Fetal Medicine Unit, John Radcliffe Hospital, Oxford, UK.
Ultrasound Obstet Gynecol. 2022 Sep;60(3):373-380. doi: 10.1002/uog.24971.
To determine the extent to which the detection rate of small-for-gestational age (SGA) and large-for-gestational age (LGA) at birth is influenced by the use of different combinations of estimated-fetal-weight (EFW) and birth-weight (BW) charts.
This was a cohort study of all pregnant women with a singleton term birth receiving care in a university hospital during a 3-year period. All participants underwent a universal 36-week ultrasound scan for EFW measurement and had BW recorded at delivery. Five different reference charts were used for EFW and BW centile calculation. Two-by-two contingency tables were constructed using EFW as the screening test variable and BW as the outcome variable in order to calculate sensitivity, specificity, positive predictive value (PPV) and negative predictive value for all possible chart combinations.
The cohort included 17 678 pregnancies. The sensitivity of EFW < 10 centile for the detection of BW < 10 centile ranged from 10.8% to 66.8% and the sensitivity of EFW < 3 centile for the detection of BW < 3 centile ranged from 4.1% to 66.8%, depending on the charts used. The sensitivity of EFW > 90 centile for BW > 90 centile ranged between 22.9% and 68.3%. When locally derived charts for EFW and BW were used, the sensitivity of detection of BW < 10 centile using EFW < 10 centile was 43.7% (PPV, 45.5%); for the detection of BW < 3 centile using EFW < 3 centile, the sensitivity was 25.6% (PPV, 26.7%) and, for the detection of BW > 90 centile using EFW > 90 centile, it was 49.6% (PPV, 49.0%).

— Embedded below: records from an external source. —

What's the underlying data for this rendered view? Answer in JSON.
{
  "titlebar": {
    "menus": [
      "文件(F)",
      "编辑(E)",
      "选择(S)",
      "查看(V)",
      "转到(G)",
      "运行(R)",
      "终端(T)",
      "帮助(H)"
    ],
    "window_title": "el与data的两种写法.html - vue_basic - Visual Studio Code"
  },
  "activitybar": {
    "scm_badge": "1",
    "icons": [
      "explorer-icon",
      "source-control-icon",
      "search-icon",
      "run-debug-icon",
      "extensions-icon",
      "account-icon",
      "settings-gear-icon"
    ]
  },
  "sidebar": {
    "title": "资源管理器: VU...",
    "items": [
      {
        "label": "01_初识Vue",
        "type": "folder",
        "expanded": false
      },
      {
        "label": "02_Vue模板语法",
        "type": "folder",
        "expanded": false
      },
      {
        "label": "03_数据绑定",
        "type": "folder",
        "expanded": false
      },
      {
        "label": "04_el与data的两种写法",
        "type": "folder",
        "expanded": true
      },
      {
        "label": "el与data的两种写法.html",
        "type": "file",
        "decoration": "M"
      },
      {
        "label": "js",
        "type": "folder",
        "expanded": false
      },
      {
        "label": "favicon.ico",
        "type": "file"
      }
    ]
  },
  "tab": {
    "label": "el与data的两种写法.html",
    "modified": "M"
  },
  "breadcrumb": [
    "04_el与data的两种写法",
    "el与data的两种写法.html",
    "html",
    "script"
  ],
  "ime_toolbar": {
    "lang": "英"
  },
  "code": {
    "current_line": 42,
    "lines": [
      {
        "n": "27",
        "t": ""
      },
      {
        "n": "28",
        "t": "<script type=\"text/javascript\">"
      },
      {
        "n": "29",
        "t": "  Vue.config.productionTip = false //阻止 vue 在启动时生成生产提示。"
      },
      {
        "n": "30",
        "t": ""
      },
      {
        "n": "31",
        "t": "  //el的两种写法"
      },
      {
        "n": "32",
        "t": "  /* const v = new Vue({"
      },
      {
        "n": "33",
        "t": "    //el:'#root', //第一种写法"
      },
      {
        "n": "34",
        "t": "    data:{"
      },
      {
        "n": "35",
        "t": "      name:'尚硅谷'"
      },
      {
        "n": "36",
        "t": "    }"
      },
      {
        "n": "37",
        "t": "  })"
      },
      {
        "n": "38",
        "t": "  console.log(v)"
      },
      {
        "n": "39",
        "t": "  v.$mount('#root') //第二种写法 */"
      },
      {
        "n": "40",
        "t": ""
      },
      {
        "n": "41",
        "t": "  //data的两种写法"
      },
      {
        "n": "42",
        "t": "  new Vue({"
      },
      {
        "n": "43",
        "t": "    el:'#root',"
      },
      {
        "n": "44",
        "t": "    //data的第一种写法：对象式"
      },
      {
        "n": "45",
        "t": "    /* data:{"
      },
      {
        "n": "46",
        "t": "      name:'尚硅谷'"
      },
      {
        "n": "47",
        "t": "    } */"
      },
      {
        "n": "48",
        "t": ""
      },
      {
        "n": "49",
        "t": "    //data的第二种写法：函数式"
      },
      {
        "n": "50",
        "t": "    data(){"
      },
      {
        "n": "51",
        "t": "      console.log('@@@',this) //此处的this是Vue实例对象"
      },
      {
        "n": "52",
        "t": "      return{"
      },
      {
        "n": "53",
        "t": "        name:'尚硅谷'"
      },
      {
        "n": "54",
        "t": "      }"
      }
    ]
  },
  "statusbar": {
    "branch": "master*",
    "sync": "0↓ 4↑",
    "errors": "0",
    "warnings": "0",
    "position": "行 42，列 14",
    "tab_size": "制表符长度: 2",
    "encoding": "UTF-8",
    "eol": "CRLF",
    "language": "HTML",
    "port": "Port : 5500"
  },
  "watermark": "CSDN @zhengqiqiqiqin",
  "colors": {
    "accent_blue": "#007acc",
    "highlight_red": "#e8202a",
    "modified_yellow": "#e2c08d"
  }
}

Different combinations of EFW and BW charts can yield vastly different detection rates (sensitivity) in the same population cohort and time period. If SGA and LGA detection rates are to be used as a meaningful performance indicator, healthcare systems should follow a clear and predefined methodology that includes explicit definitions of common reference standards. © 2022 International Society of Ultrasound in Obstetrics and Gynecology.
确定不同估计胎儿体重(EFW)和出生体重(BW)图表组合的使用对出生时小胎龄儿(SGA)和大胎龄儿(LGA)检出率的影响程度。
这是一项队列研究,纳入了在 3 年内于一所大学医院接受单胎足月分娩护理的所有孕妇。所有参与者均在 36 周时行通用超声检查以测量 EFW,并在分娩时记录 BW。使用 5 种不同的参考图表计算 EFW 和 BW 百分位值。构建 EFW 作为筛查测试变量和 BW 作为结果变量的 2×2 列联表,以计算所有可能图表组合的灵敏度、特异性、阳性预测值(PPV)和阴性预测值。
该队列包括 17 678 例妊娠。EFW < 10 百分位值对 BW < 10 百分位值的检出率的灵敏度范围为 10.8%至 66.8%,EFW < 3 百分位值对 BW < 3 百分位值的检出率的灵敏度范围为 4.1%至 66.8%,这取决于所使用的图表。EFW > 90 百分位值对 BW > 90 百分位值的检出率在 22.9%至 68.3%之间。当使用本地生成的 EFW 和 BW 图表时,EFW < 10 百分位值对 BW < 10 百分位值的检出率的灵敏度为 43.7%(PPV,45.5%);EFW < 3 百分位值对 BW < 3 百分位值的检出率的灵敏度为 25.6%(PPV,26.7%);EFW > 90 百分位值对 BW > 90 百分位值的检出率的灵敏度为 49.6%(PPV,49.0%)。
在同一人群队列和时间段内,不同的 EFW 和 BW 图表组合可能产生差异很大的检出率(灵敏度)。如果 SGA 和 LGA 的检出率被用作有意义的绩效指标,医疗保健系统应遵循明确和预先定义的方法,其中包括对通用参考标准的明确定义。© 2022 年国际妇产科超声学会。